Galerista António Homem recria em Lisboa o "choque" da arte pop nos anos 1960
Lisboa, 04 fev (Lusa) - O galerista português António Homem, que privou com artistas como Andy Warhol e Robert Rauschenberg, espera conseguir recriar no Museu Vieira da Silva, em Lisboa, o "choque" que a arte pop provocou, quando entrou na Europa nos anos 1960.
A exposição de 49 obras da coleção Sonnabend é inaugurada na quinta-feira, no âmbito dos 25 anos da criação da Fundação Arpad Szenes Vieira da Silva e dos vinte anos da existência do museu com o mesmo nome, em Lisboa.
Numa visita guiada aos jornalistas, António Homem admitiu que, "talvez ainda hoje, muitas das obras provoquem um efeito surpresa no público".
Esta mostra assinala a importância da galeria Sonnabend nos seus primeiros cinco anos de funcionamento em Paris - entre 1962 e 1967 -, quando muitos artistas norte-americanos apresentaram obras na Europa pela primeira vez.
"Foi um choque para os europeus verem as obras de artistas norte-americanos, e ainda mais em 1964, quando Rauschenberg conquistou o Leão de Ouro na Bienal de Arte de Veneza.
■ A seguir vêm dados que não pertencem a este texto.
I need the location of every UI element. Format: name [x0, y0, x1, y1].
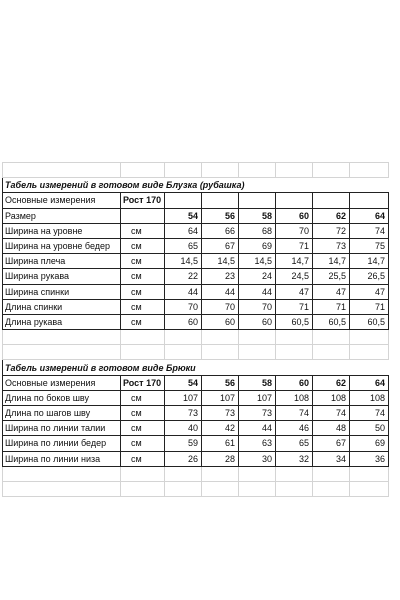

Nunca se imaginou que tal fosse possível, já que a América era considerada uma zona de segunda importância na arte", recordou António Homem.
O galerista, de 75 anos, que continua a gerir esta coleção privada de arte, uma das mais importantes a nível internacional, nunca imaginou que o seu destino iria passar pela ebulição artística parisiense e nova-iorquina.
Partiu de Lisboa para a Suíça em 1956, para estudar engenharia, mas a sua vida mudou quando conheceu os galeristas e colecionadores Ileana e Michael Sonnabend, com quem fez amizade e iniciou uma colaboração profissional.
Residente em Nova Iorque desde 1989, dirigiu a Galeria Sonnabend na cidade juntamente com Ileana Sonnabend até à sua morte, em 2007, data em que herdou a Galeria e a coleção, com Nina Sundell, filha do primeiro casamento de Ileana, com Léo Castelli.
"Fazer aqui uma exposição em Lisboa acontece num momento em que o meu passado e o presente se unem", confessou, durante a visita ao percurso de obras cujos autores conheceu de perto e, de muitos dos quais, continua amigo.
Para António Homem, as obras agora expostas no Museu Vieira da Silva, na sua maioria de `arte pop` - como as icónicas de Andy Warhol Caixas Brillo, Sopas Campbell e retratos de famosos como Jackie Kennedy - "têm sempre algo de novo para descobrir".
O contacto com os artistas permitiu-lhe descobrir as suas idiossincrasias: Rauschenberg (1925-2008), por exemplo, adorava estar rodeado de flores, mas detestava as artificiais, que não murchavam.
"Ele gostava de usar na arte os objetos do quotidiano, mas, ao contrário do que se pensa, a intenção não era fazer crítica social à sociedade de consumo, mas encontrar a beleza no seu desgaste", apontou.
Por seu lado, Andy Warhol (1928-1987) "nunca foi realmente compreendido". "Tinha um sentido de humor muito interessante e dava respostas simples aos jornalistas que os confundia, mas o seu objetivo era fazer pensar".
"Havia um sentido filosófico nas suas palavras, que era o de ensinar, não por aquilo que se diz, mas por aquilo que se fez o outro dizer", recordou António Homem.
O uso de objetos do quotidiano em muitas das obras expostas tem como objetivo "retirá-los da sua função quotidiana e dar-lhes outro significado": Arman (1928-2005) usa o lixo, partindo da ideia de que "somos o lixo que fazemos", Rauschenberg usa um chapéu ou fotografias como pinceladas de tinta.
Na mostra, intitulada "Sonnabend. Paris -- New York", vão estar representados, até 03 de maio, 15 artistas, entre os quais Jasper Johns, Jim Dine, Mario Schifano, Roy Lichtenstein, Andy George Segal, Michelangelo Pistoletto, John Chamberlain, Robert Watts, Tom Wesselmann, James Rosenquist, Claes Oldenburg e Larry Bell, além de Warhol, Arman e Rauschenberg.